An article published in Granma points out that, in the first 24 hours of interconnection between both plants, there were “stable technical parameters” that allowed progress to advance in the plan to increase generation loads. Until 11:00 a.m. on Saturday, it generated between 25 and 30 MW and injected 21.5 megawatts (MW) into the National Electricity System (SEN).

The technical teams maintain “strict surveillance” over the operation and parameters of the plant and its mechanism, said Ariel Díaz Román, director of the generator, who warned that the binomial “is obliged to work almost perfectly” to avoid interruptions in the electrical system.

The synchronization of both plants was announced in December 2021, and the official press described as a “national milestone” the “twinning” with the sugar mill Ciro Redondo, in Ciego de Ávila. Vidal Martín Sarduy, administrator of the sugar mill, assured that the device “can without problems” fulfill the grinding for the 106 days of the sugar harvest of 5,600 tons in 24-hour days.

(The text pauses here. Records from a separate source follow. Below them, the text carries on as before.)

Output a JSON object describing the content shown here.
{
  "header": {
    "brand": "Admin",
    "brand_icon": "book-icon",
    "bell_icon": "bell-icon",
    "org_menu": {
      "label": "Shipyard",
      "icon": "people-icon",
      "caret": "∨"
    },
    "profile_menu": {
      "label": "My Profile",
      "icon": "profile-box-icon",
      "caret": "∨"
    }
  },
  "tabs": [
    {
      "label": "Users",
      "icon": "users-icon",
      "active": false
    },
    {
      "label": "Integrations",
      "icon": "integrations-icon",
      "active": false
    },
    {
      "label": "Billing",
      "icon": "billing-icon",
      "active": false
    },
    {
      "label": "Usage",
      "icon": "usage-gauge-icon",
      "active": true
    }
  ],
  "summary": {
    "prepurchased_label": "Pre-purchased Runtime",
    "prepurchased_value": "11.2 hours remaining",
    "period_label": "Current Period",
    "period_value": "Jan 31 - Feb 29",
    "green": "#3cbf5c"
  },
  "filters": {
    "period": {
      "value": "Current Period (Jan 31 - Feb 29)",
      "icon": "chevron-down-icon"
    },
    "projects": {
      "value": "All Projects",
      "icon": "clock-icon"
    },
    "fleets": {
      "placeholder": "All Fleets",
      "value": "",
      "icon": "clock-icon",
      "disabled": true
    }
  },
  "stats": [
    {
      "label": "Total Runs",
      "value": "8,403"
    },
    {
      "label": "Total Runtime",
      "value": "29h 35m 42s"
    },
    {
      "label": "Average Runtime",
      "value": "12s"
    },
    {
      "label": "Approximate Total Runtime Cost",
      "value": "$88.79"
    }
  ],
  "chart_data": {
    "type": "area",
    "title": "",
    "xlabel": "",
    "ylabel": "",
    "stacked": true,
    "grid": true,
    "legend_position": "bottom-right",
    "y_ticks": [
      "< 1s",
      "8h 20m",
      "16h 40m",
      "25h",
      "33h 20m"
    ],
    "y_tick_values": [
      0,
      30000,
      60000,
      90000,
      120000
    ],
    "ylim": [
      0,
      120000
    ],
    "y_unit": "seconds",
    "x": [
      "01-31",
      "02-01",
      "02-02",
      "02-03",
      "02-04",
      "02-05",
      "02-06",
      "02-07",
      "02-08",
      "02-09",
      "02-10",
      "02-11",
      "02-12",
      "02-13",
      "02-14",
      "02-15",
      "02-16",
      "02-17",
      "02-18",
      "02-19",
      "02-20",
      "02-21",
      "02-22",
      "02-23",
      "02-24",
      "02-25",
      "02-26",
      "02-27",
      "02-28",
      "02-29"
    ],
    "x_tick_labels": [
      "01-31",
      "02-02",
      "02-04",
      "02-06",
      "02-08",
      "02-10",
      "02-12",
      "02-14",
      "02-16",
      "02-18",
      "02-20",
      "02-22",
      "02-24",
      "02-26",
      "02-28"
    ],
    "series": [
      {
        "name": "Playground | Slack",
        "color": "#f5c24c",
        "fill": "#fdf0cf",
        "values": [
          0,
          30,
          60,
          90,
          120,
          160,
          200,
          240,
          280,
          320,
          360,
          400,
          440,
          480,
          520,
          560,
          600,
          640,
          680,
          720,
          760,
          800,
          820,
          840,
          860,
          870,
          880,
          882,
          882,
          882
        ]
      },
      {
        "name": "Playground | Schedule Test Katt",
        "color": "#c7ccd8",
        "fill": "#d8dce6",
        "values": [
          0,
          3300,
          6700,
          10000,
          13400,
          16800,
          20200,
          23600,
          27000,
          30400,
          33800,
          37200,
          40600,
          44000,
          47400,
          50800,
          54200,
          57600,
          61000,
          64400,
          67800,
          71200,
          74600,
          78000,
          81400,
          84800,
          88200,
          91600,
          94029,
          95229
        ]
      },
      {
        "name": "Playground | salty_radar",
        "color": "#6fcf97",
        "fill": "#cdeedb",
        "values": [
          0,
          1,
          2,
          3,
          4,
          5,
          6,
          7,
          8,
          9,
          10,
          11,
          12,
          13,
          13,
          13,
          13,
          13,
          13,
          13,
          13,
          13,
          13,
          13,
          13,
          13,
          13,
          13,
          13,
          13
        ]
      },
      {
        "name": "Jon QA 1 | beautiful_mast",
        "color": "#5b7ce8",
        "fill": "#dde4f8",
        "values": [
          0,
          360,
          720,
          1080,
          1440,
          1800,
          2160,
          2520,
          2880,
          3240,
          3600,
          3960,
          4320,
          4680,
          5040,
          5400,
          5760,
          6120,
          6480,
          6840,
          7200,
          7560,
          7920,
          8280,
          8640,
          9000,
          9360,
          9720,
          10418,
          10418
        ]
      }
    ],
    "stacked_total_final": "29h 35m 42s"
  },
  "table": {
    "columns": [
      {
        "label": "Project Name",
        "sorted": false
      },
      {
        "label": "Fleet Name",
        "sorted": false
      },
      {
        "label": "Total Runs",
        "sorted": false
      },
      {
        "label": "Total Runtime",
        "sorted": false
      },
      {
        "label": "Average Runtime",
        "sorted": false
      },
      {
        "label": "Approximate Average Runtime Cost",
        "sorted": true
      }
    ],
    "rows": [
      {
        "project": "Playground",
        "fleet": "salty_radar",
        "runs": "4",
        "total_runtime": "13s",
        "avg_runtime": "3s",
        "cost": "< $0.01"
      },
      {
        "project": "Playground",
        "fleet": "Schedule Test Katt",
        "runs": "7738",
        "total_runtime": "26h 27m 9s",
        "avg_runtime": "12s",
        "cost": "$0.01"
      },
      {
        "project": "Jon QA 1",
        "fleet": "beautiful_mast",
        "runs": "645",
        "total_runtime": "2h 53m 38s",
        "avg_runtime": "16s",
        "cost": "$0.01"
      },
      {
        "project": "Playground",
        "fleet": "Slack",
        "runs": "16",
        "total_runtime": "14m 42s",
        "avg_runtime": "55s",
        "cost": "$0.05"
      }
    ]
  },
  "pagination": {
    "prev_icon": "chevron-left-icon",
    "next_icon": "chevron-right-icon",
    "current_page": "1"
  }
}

The Government explained that the plant will deliver steam and electricity, while the sugar mill will send bagasse and condensate. “If any of these processes fail, the setbacks will return,” it warns.

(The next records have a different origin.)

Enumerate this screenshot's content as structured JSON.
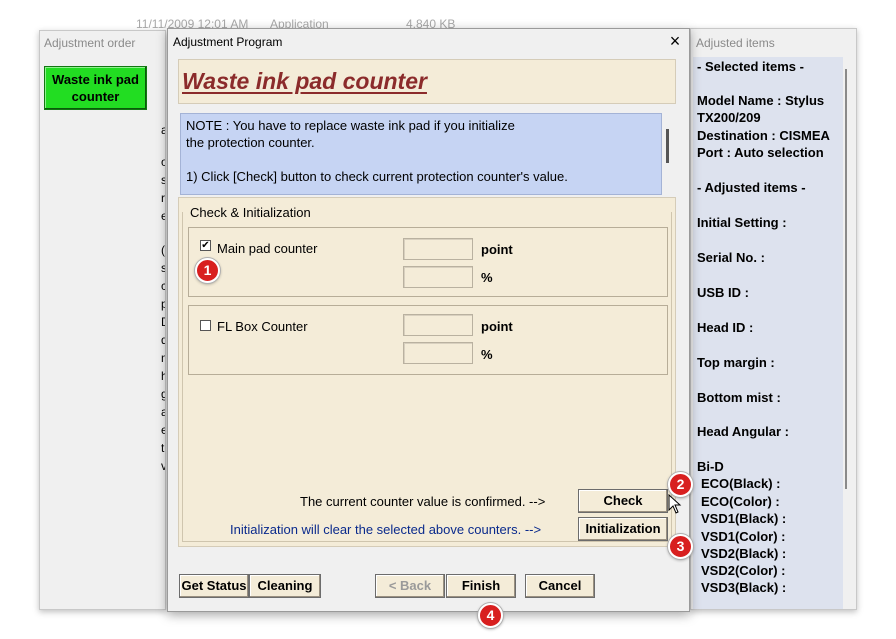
{
  "background": {
    "date": "11/11/2009 12:01 AM",
    "type": "Application",
    "size": "4,840 KB"
  },
  "left_window": {
    "title": "Adjustment order",
    "button_label": "Waste ink pad counter",
    "peek_chars": [
      "a",
      "o",
      "s",
      "r",
      "e",
      "(",
      "s",
      "c",
      "p",
      "D",
      "d",
      "m",
      "h",
      "g",
      "a",
      "e",
      "t",
      "v"
    ]
  },
  "dialog": {
    "title": "Adjustment Program",
    "close_glyph": "×",
    "banner_title": "Waste ink pad counter",
    "note_lines": [
      "NOTE : You have to replace waste ink pad if you initialize",
      "the protection counter.",
      "",
      "1) Click [Check] button to check current protection counter's value."
    ],
    "group_title": "Check & Initialization",
    "main_pad": {
      "label": "Main pad counter",
      "checked": true,
      "unit1": "point",
      "unit2": "%"
    },
    "fl_box": {
      "label": "FL Box Counter",
      "checked": false,
      "unit1": "point",
      "unit2": "%"
    },
    "confirm_text": "The current counter value is confirmed. -->",
    "init_text": "Initialization will clear the selected above counters. -->",
    "check_button": "Check",
    "init_button": "Initialization",
    "get_status_button": "Get Status",
    "cleaning_button": "Cleaning",
    "back_button": "< Back",
    "finish_button": "Finish",
    "cancel_button": "Cancel"
  },
  "right_window": {
    "title": "Adjusted items",
    "items": [
      "- Selected items -",
      "Model Name : Stylus",
      "TX200/209",
      "Destination : CISMEA",
      "Port : Auto selection",
      "- Adjusted items -",
      "Initial Setting :",
      "Serial No. :",
      "USB ID :",
      "Head ID :",
      "Top margin :",
      "Bottom mist :",
      "Head Angular :",
      "Bi-D",
      " ECO(Black)  :",
      " ECO(Color)  :",
      " VSD1(Black) :",
      " VSD1(Color) :",
      " VSD2(Black) :",
      " VSD2(Color) :",
      " VSD3(Black) :"
    ]
  },
  "badges": [
    "1",
    "2",
    "3",
    "4"
  ],
  "colors": {
    "green_button": "#22dd22",
    "banner_title": "#8b2b2b",
    "note_bg": "#c6d4f3",
    "badge": "#d81f1f"
  }
}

“The sugar mill is strong, calm, comfortable, tight, with new equipment,” Martín Sarduy described in the first hours of interconnection operations. “For now, we are focused on reducing the moisture of the bagasse so that its neighbor can consume it without problems, and thus save the marabou biomass,” he added.

The biomass generation plant, a renewable technology common in several Latin American countries, has a capacity to swallow about 2,100 tons of bagasse in 24 hours during the harvest, while during the period of inactivity of the mill it will be able to process between 1,200 and 1,500 tons of marabou. However, the Government recognizes that so far it has only been able to process bagasse in its boilers.

Cuba is going through an energy crisis that worsened in May 2022, resulting in months of blackouts and power outages that exceeded 10 and 12 hours for many days and even forced a reduction in  industrial activity to save energy, further burdening the precarious economy. The situation has provoked some of the largest demonstrations since July 11, 2021 on the Island, such as those recorded in August last year in Nuevitas, which forced the dismissal of the now former Minister of Energy and Mines, Liván Arronte. After apparent tranquility in December, his successor in office, Vicente de la O Levy, warned this week that power outages will return between January and April.

The difference, he explained, is that this time they will be brief and more localized during the maintenance of the electrical system so that they will be prepared for the start of the high consumption season, when temperatures increase on the Island.